Though a newcomer to the archival front, the Loyola center hopes to build its own niche by gathering such papers from key Los Angeles policymakers to support its mission of documenting the city’s past and guiding its future. It is currently in negotiations to obtain Mayor Richard Riordan’s files, according to center Director Fernando Guerra.

Advertisement

San Francisco Mayor Willie Brown suggested at a Monday morning reception that Roos’ papers offer a “bird’s-eye view” of a fast-paced era in state politics, a time when Brown was Assembly speaker and Roos his chief ally as speaker pro tem.

Among the pieces of legislation that will be traced through Roos’ files are the beginning and end to the renters’ tax credit, early efforts to respond to AIDS and detailed accounts of Roos’ successful efforts to restrict assault weapons.

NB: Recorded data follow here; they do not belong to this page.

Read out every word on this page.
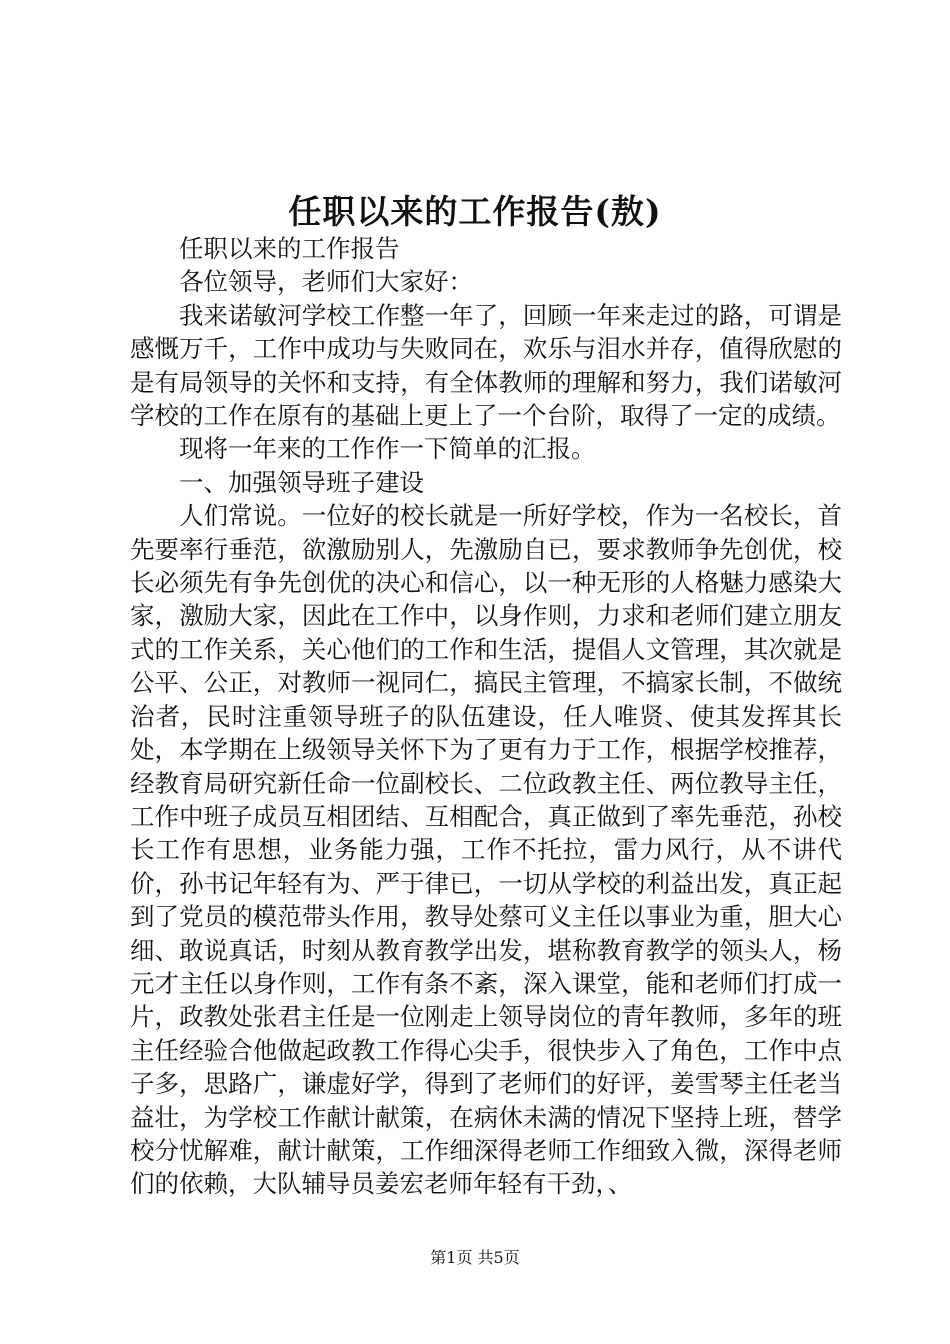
任职以来的工作报告(敖)

任职以来的工作报告

各位领导，老师们大家好：

我来诺敏河学校工作整一年了，回顾一年来走过的路，可谓是感慨万千，工作中成功与失败同在，欢乐与泪水并存，值得欣慰的是有局领导的关怀和支持，有全体教师的理解和努力，我们诺敏河学校的工作在原有的基础上更上了一个台阶，取得了一定的成绩。

现将一年来的工作作一下简单的汇报。

一、加强领导班子建设

人们常说。一位好的校长就是一所好学校，作为一名校长，首先要率行垂范，欲激励别人，先激励自已，要求教师争先创优，校长必须先有争先创优的决心和信心，以一种无形的人格魅力感染大家，激励大家，因此在工作中，以身作则，力求和老师们建立朋友式的工作关系，关心他们的工作和生活，提倡人文管理，其次就是公平、公正，对教师一视同仁，搞民主管理，不搞家长制，不做统治者，民时注重领导班子的队伍建设，任人唯贤、使其发挥其长处，本学期在上级领导关怀下为了更有力于工作，根据学校推荐，经教育局研究新任命一位副校长、二位政教主任、两位教导主任，工作中班子成员互相团结、互相配合，真正做到了率先垂范，孙校长工作有思想，业务能力强，工作不托拉，雷力风行，从不讲代价，孙书记年轻有为、严于律已，一切从学校的利益出发，真正起到了党员的模范带头作用，教导处蔡可义主任以事业为重，胆大心细、敢说真话，时刻从教育教学出发，堪称教育教学的领头人，杨元才主任以身作则，工作有条不紊，深入课堂，能和老师们打成一片，政教处张君主任是一位刚走上领导岗位的青年教师，多年的班主任经验合他做起政教工作得心尖手，很快步入了角色，工作中点子多，思路广，谦虚好学，得到了老师们的好评，姜雪琴主任老当益壮，为学校工作献计献策，在病休未满的情况下坚持上班，替学校分忧解难，献计献策，工作细深得老师工作细致入微，深得老师们的依赖，大队辅导员姜宏老师年轻有干劲，、

第1页 共5页
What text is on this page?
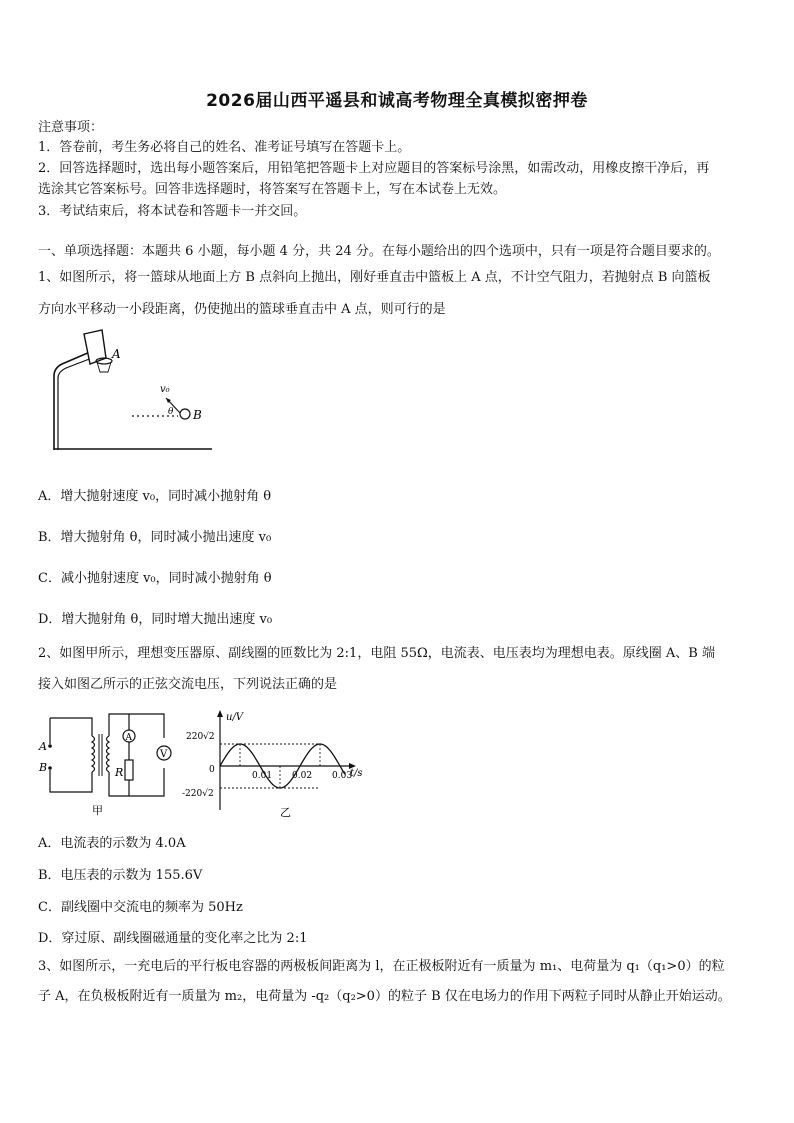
2026届山西平遥县和诚高考物理全真模拟密押卷
注意事项：
1．答卷前，考生务必将自己的姓名、准考证号填写在答题卡上。
2．回答选择题时，选出每小题答案后，用铅笔把答题卡上对应题目的答案标号涂黑，如需改动，用橡皮擦干净后，再
选涂其它答案标号。回答非选择题时，将答案写在答题卡上，写在本试卷上无效。
3．考试结束后，将本试卷和答题卡一并交回。
一、单项选择题：本题共 6 小题，每小题 4 分，共 24 分。在每小题给出的四个选项中，只有一项是符合题目要求的。
1、如图所示，将一篮球从地面上方 B 点斜向上抛出，刚好垂直击中篮板上 A 点，不计空气阻力，若抛射点 B 向篮板
方向水平移动一小段距离，仍使抛出的篮球垂直击中 A 点，则可行的是
A
v₀
θ B
A．增大抛射速度 v₀，同时减小抛射角 θ
B．增大抛射角 θ，同时减小抛出速度 v₀
C．减小抛射速度 v₀，同时减小抛射角 θ
D．增大抛射角 θ，同时增大抛出速度 v₀
2、如图甲所示，理想变压器原、副线圈的匝数比为 2:1，电阻 55Ω，电流表、电压表均为理想电表。原线圈 A、B 端
接入如图乙所示的正弦交流电压，下列说法正确的是
A
B
A
R
V
甲
u/V
t/s
220√2
-220√2
0
0.01 0.02 0.03
乙
A．电流表的示数为 4.0A
B．电压表的示数为 155.6V
C．副线圈中交流电的频率为 50Hz
D．穿过原、副线圈磁通量的变化率之比为 2:1
3、如图所示，一充电后的平行板电容器的两极板间距离为 l，在正极板附近有一质量为 m₁、电荷量为 q₁（q₁>0）的粒
子 A，在负极板附近有一质量为 m₂，电荷量为 -q₂（q₂>0）的粒子 B 仅在电场力的作用下两粒子同时从静止开始运动。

Roos resigned from the Legislature in March 1991 to become president of what has become Los Angeles’ largest education reform movement, LEARN--Los Angeles Educational Alliance for Restructuring Now.

Monday’s ceremony was laden with choreographed symbolism. Roos turned over his Assembly gavel to the center, saying “order out of chaos is so much what the political process is about.” Then students from Foshay Learning Center, a public school near USC that was among the first involved in LEARN, delivered six boxes tied with holiday ribbon.

But those neat packages were mere symbols as well--in fact, they were empty. Instead, Guerra said, the center faces months of tedious work cleaning out a storage room “filled with boxes.”